When you asked me to join you as part of your distributed workforce, I asked if I would have to wear pants. That quip echoed through the company culture enough where The Year Without Pants was the popular vote for a book where I’d only be mentioned a few small times amongst a team of top-tier Automatticians.
When you asked me to work on Jetpack, I wanted to work on WordPress.com Profiles. I still think user profiles are a live cavity that desperately needs filling to make WordPress.com more enjoyable, but you didn’t agree. I know now that that’s okay, but back then I was pretty deflated… lost… really just aimless for a while.
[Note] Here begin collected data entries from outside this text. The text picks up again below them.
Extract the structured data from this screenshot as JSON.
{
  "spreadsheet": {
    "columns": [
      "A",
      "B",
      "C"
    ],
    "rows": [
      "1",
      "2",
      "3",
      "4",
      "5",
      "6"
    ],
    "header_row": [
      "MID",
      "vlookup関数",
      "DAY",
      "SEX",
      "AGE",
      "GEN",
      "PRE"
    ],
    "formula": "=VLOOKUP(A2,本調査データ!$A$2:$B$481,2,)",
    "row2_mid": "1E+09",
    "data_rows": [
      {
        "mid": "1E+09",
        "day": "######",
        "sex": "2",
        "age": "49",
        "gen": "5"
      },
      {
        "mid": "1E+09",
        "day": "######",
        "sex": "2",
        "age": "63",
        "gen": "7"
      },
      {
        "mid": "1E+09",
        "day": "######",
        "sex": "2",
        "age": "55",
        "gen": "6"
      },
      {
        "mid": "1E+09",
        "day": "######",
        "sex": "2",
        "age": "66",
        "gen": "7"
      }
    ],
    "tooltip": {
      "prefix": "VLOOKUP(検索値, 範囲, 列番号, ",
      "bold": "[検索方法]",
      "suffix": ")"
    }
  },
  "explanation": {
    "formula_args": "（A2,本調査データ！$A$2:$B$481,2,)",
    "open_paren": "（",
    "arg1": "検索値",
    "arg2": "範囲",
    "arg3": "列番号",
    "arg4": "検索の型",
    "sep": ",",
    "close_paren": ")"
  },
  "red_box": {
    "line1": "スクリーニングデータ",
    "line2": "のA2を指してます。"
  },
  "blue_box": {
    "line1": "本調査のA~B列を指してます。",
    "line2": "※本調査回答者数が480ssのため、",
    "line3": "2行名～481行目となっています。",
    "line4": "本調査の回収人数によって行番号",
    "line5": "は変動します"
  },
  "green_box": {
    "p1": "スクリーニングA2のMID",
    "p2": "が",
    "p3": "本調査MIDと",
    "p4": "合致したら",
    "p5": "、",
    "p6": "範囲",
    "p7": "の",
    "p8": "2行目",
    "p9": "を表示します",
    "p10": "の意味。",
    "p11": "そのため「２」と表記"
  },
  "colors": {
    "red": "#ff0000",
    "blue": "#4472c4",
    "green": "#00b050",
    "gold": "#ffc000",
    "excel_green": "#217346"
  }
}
When you asked me to try out VIP, I was excited to try out anything new (because back then changing teams wasn’t really a thing) but we both knew I’d be miserable in ZenDesk all day, so it was really just a kind way to force a mutual decision, and that’s okay too.
Looking back at our time together, there are some things I’d do differently, and some things I wish I had the opportunity to see through. I joined you with an agenda, which wasn’t fair. I wanted a very specific role that I felt entitled to; that I had earned; that I proved my worth a hundred props over. I wanted a role where I could experiment and set trends and feel like I was trusted to make decisions and change you for the better.
I guess I was pretty terrible to you. I mean… I never talked bad about you, or put you down, or made you feel less-than. But I wasn’t giving you my full effort or attention, because I felt like the open-source WordPress.org community work was more rewarding than the WordPress.com for-profit work. I felt entitled to work on BuddyPress & bbPress the way Andy & Sam had before me. I felt like there were things I wanted to accomplish that I expected you to support me in, and when I didn’t get my way, I wasn’t happy about it.
I like to think that in 3 years time, I’ve learned a bit, changed a bit, maybe grown a bit, and spent a few minutes here & there deep-in-thought about our time together, trying to unwind it and learn everything I could from it. There’s good memories & bad, ups & downs, but my personal takeaway is that I wasn’t a very good employee, as far as employees go.
You gave me all of the things that, on paper, make a great career and environment. You gave me freedom and liberty to work at my own pace and learn — I mean really learn — how to work within a complex environment of systems, people, interests, wants & needs. I could have probably been happy with you for a very long time, and I think you would have been happy with me too, but I let my pride & vision of what I wanted for myself prevent that kind of relationship from ever really maturing.
So, Automattic, I’m sorry. I’m really proud of what you’ve become since I left. It’s exciting for me to watch you grow, knowing that deep in the commit logs & company lore are a few of my fingerprints. I’m really happy that you’re branching out with WooCommerce, Calypso, and all the other neat little secret stuff that no one is supposed to know about but everyone kinda sorta knows about. It’s great that you continue to employ hundreds of people, give great benefits, and try to treat everyone fairly.
I’m not sure if you’re the one that got away, but I hope that no matter what happens with this whole WordPress thing, we can always be excellent to each other going forward.